La fin du mythe de la mondialisation heureuse fait également l’objet d’espoirs. Il ne s’agit pas de renoncer aux échanges internationaux, mais de rendre compatible une certaine liberté des échanges avec des stratégies nationales qui écartent les biens publics, comme la santé, des principes de fonctionnement des marchés et qui assurent une indépendance nationale d’approvisionnement. La reconquête de cette indépendance nécessitera notamment une relocalisation d’entreprises dans les secteurs stratégiques et un freinage des délocalisations. Elle sera difficile et longue. Elle nécessitera des changements structurels que les pouvoirs publics devront soutenir par des aides et des mesures de protection qui risquent de se heurter à l’un des principes de l’UE consistant à « encourager l’intégration de tous les pays dans l’économie mondiale, y compris par la suppression progressive des obstacles au commerce international » (article 21 du traité sur l’UE).

On peut également espérer que les initiatives de la CE sur le PSC constituent le signe de l’abandon du dogme budgétaire de l’UE. Or, la CE n’a pas aboli le PSC. Elle a uniquement suspendu temporairement son application sur la base d’une clause de ce pacte, comme elle l’a fait lors de la crise financière, avant de rétablir la rigueur budgétaire et de la renforcer. L’abandon d’un tel dogme qui nécessiterait l’unanimité des États membres de l’UE semble peu probable. L’engagement de respecter le PSC constitue d’ailleurs une condition pour bénéficier des aides européennes.
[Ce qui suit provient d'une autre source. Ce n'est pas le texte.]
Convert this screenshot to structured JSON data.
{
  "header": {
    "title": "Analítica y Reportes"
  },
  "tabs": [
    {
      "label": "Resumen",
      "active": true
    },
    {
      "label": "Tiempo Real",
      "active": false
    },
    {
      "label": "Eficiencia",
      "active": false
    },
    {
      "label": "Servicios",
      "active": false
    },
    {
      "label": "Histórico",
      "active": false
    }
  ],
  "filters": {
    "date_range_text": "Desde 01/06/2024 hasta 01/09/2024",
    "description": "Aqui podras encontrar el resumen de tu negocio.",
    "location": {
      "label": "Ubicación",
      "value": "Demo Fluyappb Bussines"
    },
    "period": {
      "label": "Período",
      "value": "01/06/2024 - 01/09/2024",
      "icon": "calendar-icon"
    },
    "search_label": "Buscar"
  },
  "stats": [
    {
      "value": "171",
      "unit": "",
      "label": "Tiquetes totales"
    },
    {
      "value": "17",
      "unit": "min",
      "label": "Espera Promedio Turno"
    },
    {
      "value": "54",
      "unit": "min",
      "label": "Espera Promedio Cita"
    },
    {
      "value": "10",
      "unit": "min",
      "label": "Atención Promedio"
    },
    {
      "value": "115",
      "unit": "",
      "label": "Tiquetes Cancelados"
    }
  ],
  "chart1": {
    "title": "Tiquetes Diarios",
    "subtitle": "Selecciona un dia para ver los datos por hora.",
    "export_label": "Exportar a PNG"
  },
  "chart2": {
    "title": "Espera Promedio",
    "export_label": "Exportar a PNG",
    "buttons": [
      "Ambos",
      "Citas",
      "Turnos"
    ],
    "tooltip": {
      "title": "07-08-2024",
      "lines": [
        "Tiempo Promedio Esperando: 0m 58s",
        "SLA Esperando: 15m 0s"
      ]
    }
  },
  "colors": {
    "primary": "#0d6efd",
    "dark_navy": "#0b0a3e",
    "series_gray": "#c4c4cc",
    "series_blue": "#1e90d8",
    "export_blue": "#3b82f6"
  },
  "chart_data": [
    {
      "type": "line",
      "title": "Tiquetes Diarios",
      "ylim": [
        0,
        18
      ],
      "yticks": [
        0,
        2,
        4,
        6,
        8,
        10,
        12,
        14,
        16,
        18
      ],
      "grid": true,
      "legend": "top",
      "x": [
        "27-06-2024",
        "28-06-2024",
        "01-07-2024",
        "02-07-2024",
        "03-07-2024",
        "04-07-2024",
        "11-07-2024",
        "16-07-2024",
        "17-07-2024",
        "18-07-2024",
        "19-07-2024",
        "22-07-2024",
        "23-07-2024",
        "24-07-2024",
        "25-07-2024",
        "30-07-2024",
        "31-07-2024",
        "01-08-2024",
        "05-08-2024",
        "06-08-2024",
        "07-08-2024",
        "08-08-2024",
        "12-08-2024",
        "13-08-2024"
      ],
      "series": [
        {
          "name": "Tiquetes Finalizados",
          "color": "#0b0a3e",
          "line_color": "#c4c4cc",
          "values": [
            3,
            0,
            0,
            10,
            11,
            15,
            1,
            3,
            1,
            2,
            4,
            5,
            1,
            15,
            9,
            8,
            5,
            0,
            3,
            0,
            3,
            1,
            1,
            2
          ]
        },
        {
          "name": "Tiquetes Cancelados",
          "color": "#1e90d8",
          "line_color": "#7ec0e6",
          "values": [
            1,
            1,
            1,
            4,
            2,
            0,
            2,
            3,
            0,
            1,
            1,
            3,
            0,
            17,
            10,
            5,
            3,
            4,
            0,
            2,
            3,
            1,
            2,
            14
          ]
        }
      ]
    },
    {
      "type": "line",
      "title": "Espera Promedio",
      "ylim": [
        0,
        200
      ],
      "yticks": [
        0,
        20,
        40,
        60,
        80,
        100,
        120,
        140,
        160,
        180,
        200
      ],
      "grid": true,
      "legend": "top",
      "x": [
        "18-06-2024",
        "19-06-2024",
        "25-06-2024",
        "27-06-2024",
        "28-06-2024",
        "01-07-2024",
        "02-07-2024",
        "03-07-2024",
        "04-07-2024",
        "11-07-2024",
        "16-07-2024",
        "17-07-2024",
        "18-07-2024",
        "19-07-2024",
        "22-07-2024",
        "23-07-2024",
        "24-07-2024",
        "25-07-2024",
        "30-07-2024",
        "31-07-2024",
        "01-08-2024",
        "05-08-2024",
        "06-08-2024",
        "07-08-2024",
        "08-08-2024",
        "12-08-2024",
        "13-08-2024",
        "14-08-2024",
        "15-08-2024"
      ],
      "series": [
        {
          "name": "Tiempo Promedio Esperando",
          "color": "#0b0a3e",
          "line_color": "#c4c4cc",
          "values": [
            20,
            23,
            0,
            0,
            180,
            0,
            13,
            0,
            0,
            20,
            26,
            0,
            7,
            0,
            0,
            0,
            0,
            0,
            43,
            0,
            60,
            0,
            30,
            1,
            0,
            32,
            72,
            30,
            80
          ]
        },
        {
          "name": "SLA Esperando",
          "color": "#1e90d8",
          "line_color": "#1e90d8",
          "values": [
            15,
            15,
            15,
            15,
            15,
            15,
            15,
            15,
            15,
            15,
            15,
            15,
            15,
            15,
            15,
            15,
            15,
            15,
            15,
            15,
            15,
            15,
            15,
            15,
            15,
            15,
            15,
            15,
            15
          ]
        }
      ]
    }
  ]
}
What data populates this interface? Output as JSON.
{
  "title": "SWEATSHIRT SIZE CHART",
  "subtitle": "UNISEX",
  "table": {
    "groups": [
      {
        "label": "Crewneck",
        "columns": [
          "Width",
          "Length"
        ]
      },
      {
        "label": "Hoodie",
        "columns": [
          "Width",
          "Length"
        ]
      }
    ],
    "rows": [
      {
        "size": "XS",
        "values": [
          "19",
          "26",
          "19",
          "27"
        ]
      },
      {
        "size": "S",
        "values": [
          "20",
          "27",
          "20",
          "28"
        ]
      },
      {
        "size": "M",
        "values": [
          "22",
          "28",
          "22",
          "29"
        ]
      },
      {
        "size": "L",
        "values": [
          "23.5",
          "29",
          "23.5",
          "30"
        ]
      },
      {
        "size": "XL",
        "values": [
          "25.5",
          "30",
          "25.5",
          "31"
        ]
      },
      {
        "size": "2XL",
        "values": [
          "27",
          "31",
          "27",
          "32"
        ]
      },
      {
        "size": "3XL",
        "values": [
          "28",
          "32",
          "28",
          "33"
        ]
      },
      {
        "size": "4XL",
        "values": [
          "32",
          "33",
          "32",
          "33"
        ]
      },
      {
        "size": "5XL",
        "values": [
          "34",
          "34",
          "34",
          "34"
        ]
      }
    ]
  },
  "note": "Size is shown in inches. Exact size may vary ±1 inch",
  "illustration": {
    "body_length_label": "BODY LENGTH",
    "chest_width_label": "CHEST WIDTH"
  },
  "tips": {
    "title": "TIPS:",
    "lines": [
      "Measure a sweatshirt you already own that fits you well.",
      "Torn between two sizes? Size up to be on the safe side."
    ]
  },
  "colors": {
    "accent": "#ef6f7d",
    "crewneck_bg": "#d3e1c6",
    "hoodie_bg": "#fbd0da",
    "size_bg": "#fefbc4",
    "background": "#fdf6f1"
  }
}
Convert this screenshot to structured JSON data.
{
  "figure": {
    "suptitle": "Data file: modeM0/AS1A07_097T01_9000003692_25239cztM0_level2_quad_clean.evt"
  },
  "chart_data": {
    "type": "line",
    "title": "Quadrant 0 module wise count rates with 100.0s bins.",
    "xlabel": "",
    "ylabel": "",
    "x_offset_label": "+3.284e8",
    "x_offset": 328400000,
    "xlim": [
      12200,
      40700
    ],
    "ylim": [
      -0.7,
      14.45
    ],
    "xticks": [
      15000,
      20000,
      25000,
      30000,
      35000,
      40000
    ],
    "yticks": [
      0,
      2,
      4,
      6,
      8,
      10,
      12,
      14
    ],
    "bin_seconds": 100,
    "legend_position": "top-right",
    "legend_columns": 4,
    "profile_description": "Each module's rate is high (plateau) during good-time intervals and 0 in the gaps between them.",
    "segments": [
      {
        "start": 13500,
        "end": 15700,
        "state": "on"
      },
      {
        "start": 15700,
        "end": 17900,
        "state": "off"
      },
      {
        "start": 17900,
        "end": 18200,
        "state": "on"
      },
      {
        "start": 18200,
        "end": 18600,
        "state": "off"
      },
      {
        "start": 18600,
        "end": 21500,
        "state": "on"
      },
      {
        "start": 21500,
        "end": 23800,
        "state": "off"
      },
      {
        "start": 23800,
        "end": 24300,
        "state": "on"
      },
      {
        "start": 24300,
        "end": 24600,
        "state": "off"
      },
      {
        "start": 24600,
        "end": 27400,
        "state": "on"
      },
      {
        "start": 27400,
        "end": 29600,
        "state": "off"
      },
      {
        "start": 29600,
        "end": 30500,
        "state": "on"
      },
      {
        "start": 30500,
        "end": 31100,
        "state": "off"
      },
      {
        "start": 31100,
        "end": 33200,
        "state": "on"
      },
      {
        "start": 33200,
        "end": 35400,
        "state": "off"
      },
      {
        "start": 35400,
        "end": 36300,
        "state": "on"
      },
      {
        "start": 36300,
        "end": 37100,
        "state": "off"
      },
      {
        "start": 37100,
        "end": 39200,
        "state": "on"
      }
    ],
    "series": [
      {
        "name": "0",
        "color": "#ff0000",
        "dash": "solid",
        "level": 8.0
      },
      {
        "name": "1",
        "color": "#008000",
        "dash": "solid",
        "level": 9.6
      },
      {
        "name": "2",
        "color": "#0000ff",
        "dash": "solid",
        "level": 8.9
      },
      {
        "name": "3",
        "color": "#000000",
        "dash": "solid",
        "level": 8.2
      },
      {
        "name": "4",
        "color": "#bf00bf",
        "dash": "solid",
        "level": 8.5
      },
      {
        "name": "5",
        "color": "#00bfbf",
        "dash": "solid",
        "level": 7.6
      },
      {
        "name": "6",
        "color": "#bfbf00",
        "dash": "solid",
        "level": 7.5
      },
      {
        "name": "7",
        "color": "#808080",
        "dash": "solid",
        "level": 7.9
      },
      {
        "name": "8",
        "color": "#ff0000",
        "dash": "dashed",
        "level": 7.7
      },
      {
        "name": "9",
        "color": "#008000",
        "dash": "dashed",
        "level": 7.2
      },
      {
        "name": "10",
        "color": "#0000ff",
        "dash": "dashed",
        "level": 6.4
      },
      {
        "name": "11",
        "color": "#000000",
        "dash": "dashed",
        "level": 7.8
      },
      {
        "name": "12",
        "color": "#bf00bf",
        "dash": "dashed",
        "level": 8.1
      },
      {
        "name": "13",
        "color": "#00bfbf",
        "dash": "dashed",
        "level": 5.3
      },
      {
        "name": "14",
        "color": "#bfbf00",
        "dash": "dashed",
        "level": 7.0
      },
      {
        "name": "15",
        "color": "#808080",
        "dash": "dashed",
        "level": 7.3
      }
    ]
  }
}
Enfin, l’observation de la baisse de la pollution atmosphérique due au confinement a pu faire naître l’espoir d’une prise de conscience de l’impact des activités humaines sur l’environnement et de la nécessité de changer les modes de production et de consommation pour contribuer à éviter une crise climatique qu’il sera beaucoup plus difficile à gérer que la crise actuelle. Mais là encore, il faudra mettre en cause les fondements de la société de consommation et des modes de production courants, comme ceux de la production agricole intensive.

Faute de pouvoir instaurer un modèle post-crise avec des fondements nouveaux, on peut au moins espérer que des mesures seront prises pour corriger certaines insuffisances du modèle actuel. Dans cette optique, l’adoption par le Conseil européen de la proposition de la CE d’une mutualisation des dettes nationales permettrait de raviver le principe européen de solidarité qui, bien que souvent bafoué, constitue un fondement essentiel de l’action européenne. De même, l’acceptation du projet de la CE d’instaurer des programmes européens sanitaires et écologiques encouragerait les États à corriger les insuffisances de leur gestion de la crise sanitaire et à se préparer à affronter la future crise climatique.